The Sons of Jubal came to our town (thanks FBC Blairsville!). Jubal Brass accompanied the men’s chorus. Over 200 musicians filled the stage. The Truett McConnell (University) Chorale joined them. The auditorium overflowed with young and young-at-heart.
The meaning of the event is found in this: “Let the word of Christ richly dwell within you, with all wisdom teaching and admonishing one another with psalms and hymns and spiritual songs, singing with thankfulness in your hearts to God” (Col. 3:16). Whether it’s two or three, or hundreds gathered, music is a way for the word of Christ to dwell within you. The message of this evening concert was that God is holy and worthy of worship. Jesus is the Savior who died for your sins, the Good Shepherd who cares for your soul.
They invited the audience to participate in worship by joining in the singing. We voiced the lyrics, “The work is finished, the end is written, Jesus Christ my living hope!” I was not familiar with the song, but it was becoming easier to follow with the lyrics projected and the chorus leading the way. The words began to settle in my soul. As we came to this verse, it moved me to realize what many grey heads in the audience were singing with confidence: “Hallelujah, praise the one who set me free! Hallelujah, death has lost its grip on me! Jesus Christ, my living hope” (Wickham/Johnson).

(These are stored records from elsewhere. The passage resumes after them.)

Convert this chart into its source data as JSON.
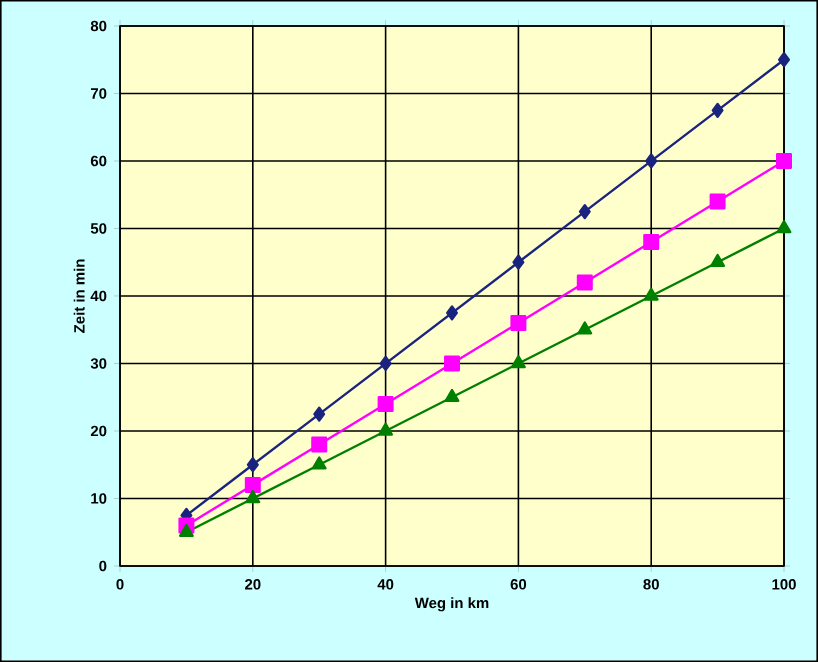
{
  "chart_data": {
    "type": "line",
    "xlabel": "Weg in km",
    "ylabel": "Zeit in min",
    "xlim": [
      0,
      100
    ],
    "ylim": [
      0,
      80
    ],
    "xticks": [
      0,
      20,
      40,
      60,
      80,
      100
    ],
    "yticks": [
      0,
      10,
      20,
      30,
      40,
      50,
      60,
      70,
      80
    ],
    "grid": true,
    "line_style": "solid",
    "x": [
      10,
      20,
      30,
      40,
      50,
      60,
      70,
      80,
      90,
      100
    ],
    "series": [
      {
        "color": "#1a237e",
        "marker": "diamond",
        "values": [
          7.5,
          15,
          22.5,
          30,
          37.5,
          45,
          52.5,
          60,
          67.5,
          75
        ]
      },
      {
        "color": "#ff00ff",
        "marker": "square",
        "values": [
          6,
          12,
          18,
          24,
          30,
          36,
          42,
          48,
          54,
          60
        ]
      },
      {
        "color": "#008000",
        "marker": "triangle",
        "values": [
          5,
          10,
          15,
          20,
          25,
          30,
          35,
          40,
          45,
          50
        ]
      }
    ]
  }
}
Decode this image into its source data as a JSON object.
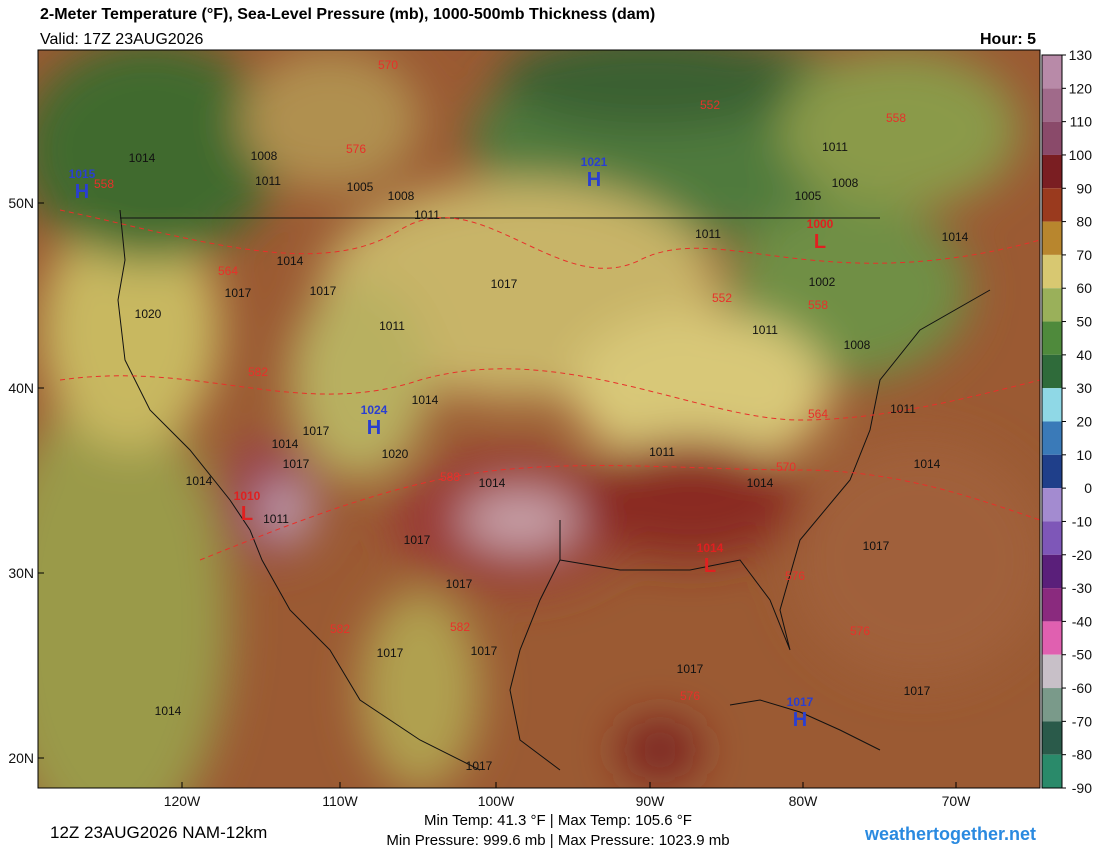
{
  "header": {
    "title": "2-Meter Temperature (°F), Sea-Level Pressure (mb), 1000-500mb Thickness (dam)",
    "valid": "Valid: 17Z 23AUG2026",
    "hour": "Hour: 5"
  },
  "map": {
    "lat_labels": [
      "50N",
      "40N",
      "30N",
      "20N"
    ],
    "lon_labels": [
      "120W",
      "110W",
      "100W",
      "90W",
      "80W",
      "70W"
    ],
    "pressure_centers": [
      {
        "symbol": "H",
        "value": "1015"
      },
      {
        "symbol": "H",
        "value": "1021"
      },
      {
        "symbol": "H",
        "value": "1024"
      },
      {
        "symbol": "H",
        "value": "1017"
      },
      {
        "symbol": "L",
        "value": "1000"
      },
      {
        "symbol": "L",
        "value": "1010"
      },
      {
        "symbol": "L",
        "value": "1014"
      }
    ],
    "isobar_labels": [
      "1014",
      "1008",
      "1011",
      "1005",
      "1008",
      "1011",
      "1014",
      "1017",
      "1017",
      "1020",
      "1011",
      "1017",
      "1014",
      "1017",
      "1014",
      "1017",
      "1020",
      "1014",
      "1011",
      "1014",
      "1011",
      "1014",
      "1017",
      "1017",
      "1017",
      "1017",
      "1017",
      "1014",
      "1017",
      "1017",
      "1014",
      "1017",
      "1011",
      "1008",
      "1002",
      "1005",
      "1008",
      "1011",
      "1011",
      "1014",
      "1011"
    ],
    "thickness_labels": [
      "570",
      "552",
      "558",
      "576",
      "564",
      "582",
      "552",
      "558",
      "564",
      "570",
      "588",
      "576",
      "582",
      "582",
      "576",
      "576",
      "558"
    ]
  },
  "colorbar": {
    "ticks": [
      130,
      120,
      110,
      100,
      90,
      80,
      70,
      60,
      50,
      40,
      30,
      20,
      10,
      0,
      -10,
      -20,
      -30,
      -40,
      -50,
      -60,
      -70,
      -80,
      -90
    ],
    "colors": [
      "#b88aa8",
      "#a06a8a",
      "#8a4a6a",
      "#7a1e22",
      "#9a3a1e",
      "#b8862e",
      "#d8c871",
      "#9ab05a",
      "#4f8a3c",
      "#2f6b3a",
      "#8fd8e6",
      "#3a7ab8",
      "#1f3f8a",
      "#a38bd0",
      "#7e57b8",
      "#5a1f7a",
      "#8a2a7e",
      "#e060b0",
      "#c8c0c8",
      "#7a9a8a",
      "#2a5a4a",
      "#2a8a6a"
    ]
  },
  "footer": {
    "run": "12Z 23AUG2026 NAM-12km",
    "temps": "Min Temp:  41.3 °F | Max Temp: 105.6 °F",
    "pressures": "Min Pressure: 999.6 mb | Max Pressure: 1023.9 mb",
    "site": "weathertogether.net"
  }
}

C. S. Lewis described Christian musicians as “the most enviable of men; privileged while mortals to honor God like angels and, for a few golden moments, to see spirit and flesh, delight and labour, skill and worship, the natural and the supernatural, all fused into that unity they would have had before the Fall.” I think that’s his way of saying skilled musicians bring heaven down to earth for a moment. When music is aligned with the word of Christ, that is a meaningful and wondrous thing to behold.